I would start at the absolute beginning by figuring out how you're going to get the data that matches a street address with a geocode. Either Google had people going around with GPS units, OR they got the information from some existing source. That existing source may have been... (all guesses)
The Postal Service
Some existing maps(printed)
A bunch of enthusiastic users that were early adopters of GPS technology who ere more than willing to enter in street addresses and GPS coordinates
Some government entity (or entities)
Their own satellites
etc
I guess what I'm getting at is the information was either imported from somewhere or was input by someone via some interface. As my starting point I would look at how to get that information. In an open source situation, you may be able to get a bunch of enthusiastic people to enter information.
So for my first prototype, boring as it would be, I would create a form for entering information.

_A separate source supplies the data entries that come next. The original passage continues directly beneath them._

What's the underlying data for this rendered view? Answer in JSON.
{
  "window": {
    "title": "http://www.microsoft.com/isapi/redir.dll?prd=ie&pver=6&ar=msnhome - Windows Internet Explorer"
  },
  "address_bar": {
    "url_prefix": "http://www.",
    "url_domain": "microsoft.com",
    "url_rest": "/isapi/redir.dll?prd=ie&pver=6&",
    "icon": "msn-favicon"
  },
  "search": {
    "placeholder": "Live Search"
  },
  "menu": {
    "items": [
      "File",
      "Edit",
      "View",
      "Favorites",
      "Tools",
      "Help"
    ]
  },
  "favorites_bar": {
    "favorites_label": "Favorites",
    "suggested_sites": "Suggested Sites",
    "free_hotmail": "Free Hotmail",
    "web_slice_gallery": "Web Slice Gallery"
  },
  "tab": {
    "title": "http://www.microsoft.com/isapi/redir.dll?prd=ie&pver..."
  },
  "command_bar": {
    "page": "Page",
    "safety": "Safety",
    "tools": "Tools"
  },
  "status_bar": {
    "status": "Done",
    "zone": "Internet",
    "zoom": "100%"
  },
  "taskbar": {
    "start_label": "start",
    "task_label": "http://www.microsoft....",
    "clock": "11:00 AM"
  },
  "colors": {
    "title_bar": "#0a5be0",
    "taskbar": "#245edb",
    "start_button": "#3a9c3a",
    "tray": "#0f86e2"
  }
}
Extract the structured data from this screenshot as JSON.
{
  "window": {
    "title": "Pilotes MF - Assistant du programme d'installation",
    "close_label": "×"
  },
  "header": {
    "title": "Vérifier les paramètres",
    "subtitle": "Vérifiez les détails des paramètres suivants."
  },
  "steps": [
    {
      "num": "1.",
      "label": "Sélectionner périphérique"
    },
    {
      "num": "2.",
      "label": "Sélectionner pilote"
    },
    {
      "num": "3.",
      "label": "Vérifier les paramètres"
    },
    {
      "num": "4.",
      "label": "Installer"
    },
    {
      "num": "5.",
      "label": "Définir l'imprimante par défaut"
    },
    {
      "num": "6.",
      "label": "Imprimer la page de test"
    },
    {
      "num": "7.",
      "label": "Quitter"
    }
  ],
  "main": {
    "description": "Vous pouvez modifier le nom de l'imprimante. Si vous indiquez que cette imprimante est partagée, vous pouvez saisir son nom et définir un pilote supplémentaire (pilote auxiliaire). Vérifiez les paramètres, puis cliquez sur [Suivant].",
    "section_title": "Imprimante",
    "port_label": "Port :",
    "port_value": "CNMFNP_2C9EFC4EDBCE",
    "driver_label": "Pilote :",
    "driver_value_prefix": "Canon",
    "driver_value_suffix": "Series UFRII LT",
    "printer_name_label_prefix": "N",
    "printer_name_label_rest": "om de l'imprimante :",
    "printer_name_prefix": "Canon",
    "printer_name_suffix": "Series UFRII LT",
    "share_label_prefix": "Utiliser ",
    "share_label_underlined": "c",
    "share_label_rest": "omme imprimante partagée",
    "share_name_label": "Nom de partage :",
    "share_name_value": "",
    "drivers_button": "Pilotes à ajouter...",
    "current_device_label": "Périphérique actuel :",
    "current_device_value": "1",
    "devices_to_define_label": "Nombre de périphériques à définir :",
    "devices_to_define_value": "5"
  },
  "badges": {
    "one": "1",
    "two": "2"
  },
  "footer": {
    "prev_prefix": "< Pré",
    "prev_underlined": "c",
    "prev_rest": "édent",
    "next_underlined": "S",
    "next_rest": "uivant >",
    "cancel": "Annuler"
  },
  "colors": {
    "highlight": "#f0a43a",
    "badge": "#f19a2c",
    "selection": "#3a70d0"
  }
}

Then you need to know the math for figuring out the closest distance (as the crow flies). From there, try to figure out how to include roads. (My guess is you would have to have data point for each and every curve, where you hold the geocode location of the curve, and the angle of the road on a north/south and east/west vector. You'd probably need to take incline into account, too to get accurate road measurements.)
That's just where I'd start.
But in all honesty, I wouldn't even start on this. Other programmers have done it already, I'm more interested in what hasn't already been done.
get my free raw data from somewhere like http://ipinfodb.com/ip_database.php
load it into a database, denormalizing for fast lookups
design my API
build it out as a RESTful web service
return results in varying formats: JSON, XML, CSV, raw text
The first prototype should accept a ZIP code and return lat/lon in raw text.